Everything we believed was true has become subject to question or even reversal; everything we relied upon has shifted.
On a larger scale, the world – which we who lived and loved in the ‘60s believed we had influenced and changed for future generations – seems instead to be on a collision course with a reality we can barely comprehend. Autocrats have come into power in countries all over the world, from Brazil to the U.K. to the U.S. The climate crisis is accelerating at a pace beyond already dire predictions. And we face a pandemic that no one so far seems to have dealt with successfully.
Our children can’t go to school, and we are asked to work from home, or worse, simply told that our work for the present is not needed. There’s no basketball or baseball to distract and console us, and we can’t even go to the local watering hole to share our woes over a drink with our buddies, because the governor has ordered all bars closed. And we voted for the guy?
No handshakes, no hugs, no meetings. But it is essential that the recommendation for social distancing only refer to physical distance. Self-quarantine must not become isolation, a selfish walling-off from the rest of the world. Rather, we must forge, reinforce, and extend an emotional connection with everyone in our community.

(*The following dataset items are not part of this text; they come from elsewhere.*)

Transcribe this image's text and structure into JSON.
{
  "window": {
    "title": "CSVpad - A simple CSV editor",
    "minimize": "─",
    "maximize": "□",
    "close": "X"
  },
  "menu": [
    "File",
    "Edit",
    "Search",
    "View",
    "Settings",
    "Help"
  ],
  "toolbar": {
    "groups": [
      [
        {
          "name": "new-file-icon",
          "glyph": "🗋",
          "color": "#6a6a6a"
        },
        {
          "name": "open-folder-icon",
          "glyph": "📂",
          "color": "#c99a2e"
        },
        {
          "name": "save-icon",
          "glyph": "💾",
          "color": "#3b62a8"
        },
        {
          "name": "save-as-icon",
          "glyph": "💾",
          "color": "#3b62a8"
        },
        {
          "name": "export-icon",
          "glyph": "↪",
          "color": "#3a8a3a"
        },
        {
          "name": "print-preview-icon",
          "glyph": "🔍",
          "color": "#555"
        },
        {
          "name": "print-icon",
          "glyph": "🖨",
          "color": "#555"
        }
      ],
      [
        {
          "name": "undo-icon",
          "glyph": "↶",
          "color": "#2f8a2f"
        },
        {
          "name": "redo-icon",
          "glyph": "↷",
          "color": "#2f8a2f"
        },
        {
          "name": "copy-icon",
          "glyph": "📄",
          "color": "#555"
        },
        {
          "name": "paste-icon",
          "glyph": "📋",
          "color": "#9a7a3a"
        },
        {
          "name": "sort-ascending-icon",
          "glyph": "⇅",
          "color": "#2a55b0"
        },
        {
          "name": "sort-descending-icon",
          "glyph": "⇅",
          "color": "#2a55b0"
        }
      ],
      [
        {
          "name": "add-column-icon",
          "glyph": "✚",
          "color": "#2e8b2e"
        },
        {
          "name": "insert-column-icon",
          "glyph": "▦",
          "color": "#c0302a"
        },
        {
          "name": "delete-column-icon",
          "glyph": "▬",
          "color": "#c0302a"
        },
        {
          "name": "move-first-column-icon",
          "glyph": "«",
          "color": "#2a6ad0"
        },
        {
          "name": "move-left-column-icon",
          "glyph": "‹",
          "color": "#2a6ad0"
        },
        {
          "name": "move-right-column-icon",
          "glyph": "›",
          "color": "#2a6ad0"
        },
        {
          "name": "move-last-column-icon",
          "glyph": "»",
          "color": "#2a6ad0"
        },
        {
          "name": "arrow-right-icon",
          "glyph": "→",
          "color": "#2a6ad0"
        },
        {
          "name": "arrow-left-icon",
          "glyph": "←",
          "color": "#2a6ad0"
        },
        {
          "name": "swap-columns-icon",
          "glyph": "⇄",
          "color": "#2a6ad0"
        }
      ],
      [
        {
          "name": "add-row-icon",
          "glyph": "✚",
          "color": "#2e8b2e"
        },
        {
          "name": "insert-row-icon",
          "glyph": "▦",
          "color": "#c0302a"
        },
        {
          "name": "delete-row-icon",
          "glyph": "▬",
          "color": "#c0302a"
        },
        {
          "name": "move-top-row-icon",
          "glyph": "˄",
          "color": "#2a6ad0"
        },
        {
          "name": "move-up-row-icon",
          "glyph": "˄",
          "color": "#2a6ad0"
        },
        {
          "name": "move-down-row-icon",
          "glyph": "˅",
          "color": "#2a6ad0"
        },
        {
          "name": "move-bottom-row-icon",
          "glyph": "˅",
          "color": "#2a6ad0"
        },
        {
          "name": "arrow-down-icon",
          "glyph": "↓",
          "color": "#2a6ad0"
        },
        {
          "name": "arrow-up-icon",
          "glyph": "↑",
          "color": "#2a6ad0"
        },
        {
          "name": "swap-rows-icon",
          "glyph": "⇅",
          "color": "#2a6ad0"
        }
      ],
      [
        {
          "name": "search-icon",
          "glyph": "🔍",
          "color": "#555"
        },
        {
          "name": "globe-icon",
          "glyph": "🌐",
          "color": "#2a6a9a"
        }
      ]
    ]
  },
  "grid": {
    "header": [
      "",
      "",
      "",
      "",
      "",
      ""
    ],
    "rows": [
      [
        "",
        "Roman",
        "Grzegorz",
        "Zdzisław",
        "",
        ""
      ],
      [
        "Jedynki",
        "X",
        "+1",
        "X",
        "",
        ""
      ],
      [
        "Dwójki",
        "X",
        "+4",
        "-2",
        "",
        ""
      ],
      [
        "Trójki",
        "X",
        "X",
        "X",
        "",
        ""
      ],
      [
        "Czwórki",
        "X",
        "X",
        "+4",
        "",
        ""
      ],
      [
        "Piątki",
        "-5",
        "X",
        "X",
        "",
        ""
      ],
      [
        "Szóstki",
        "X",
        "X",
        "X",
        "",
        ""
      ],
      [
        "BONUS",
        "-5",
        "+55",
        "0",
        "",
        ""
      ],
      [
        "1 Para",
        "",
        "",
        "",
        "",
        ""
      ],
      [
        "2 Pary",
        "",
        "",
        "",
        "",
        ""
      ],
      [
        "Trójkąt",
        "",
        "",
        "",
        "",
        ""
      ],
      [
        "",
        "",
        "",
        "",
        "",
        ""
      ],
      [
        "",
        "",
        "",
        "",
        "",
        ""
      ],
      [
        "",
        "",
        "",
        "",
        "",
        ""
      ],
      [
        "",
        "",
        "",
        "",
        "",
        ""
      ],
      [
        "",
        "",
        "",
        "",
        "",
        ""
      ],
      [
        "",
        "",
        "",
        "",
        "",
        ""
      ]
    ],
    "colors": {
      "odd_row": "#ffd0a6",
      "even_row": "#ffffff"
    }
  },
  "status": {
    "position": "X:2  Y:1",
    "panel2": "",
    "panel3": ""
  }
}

Remember that those most impacted by the pandemic are also the most vulnerable – the elderly, the already ill, the homeless, and the majority of workers in our community who already are living paycheck-to-paycheck, and have no resources to meet this economic crisis. We must recognize their needs, and with generosity, compassion, and just plain common sense we must reach out to them. These are the qualities that keep a community from turning into a mob. And maintaining a sense of humor is another antidote to self-centered separation.

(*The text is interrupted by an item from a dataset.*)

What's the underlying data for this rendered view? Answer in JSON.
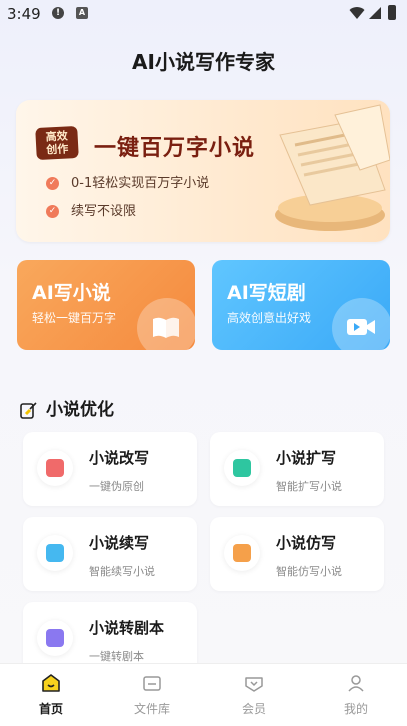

Here are a few ideas of ways you can support the community. Order take-out from the cafes and restaurants you used to frequent and be sure to leave a big tip. Send checks in the amount of their regular pay to everyone who in normal times does work for you, like housekeepers or gardeners; you can think of it as paid vacation or sick leave.Order a board game online and have it sent to a family home with their children. Buy gift certificates from local merchants and restaurants, for Christmas giving. Send a check to S.O.S.which continues to feed the homeless, or Redwood Empire Food Bank, filling the huge gap created by school closure.
We can also put pressure on our local, state, and federal elected representatives to take emergency actions to redirect funds directly for the benefit of the people who are adversely affected. And we can ask our local nonprofits to focus on this immediate and devastating crisis in our community. For instance, Impact100 might suspend the current application process and use those monies, now over $300,000, to address needs that were unforeseen when agencies originally applied in this grant cycle. Many people just might need to be given a fish; they know how to fish but the pond has dried up.
We are confident that once again our community can meet this new crisis with caring, creativity, and compassion. And hand soap.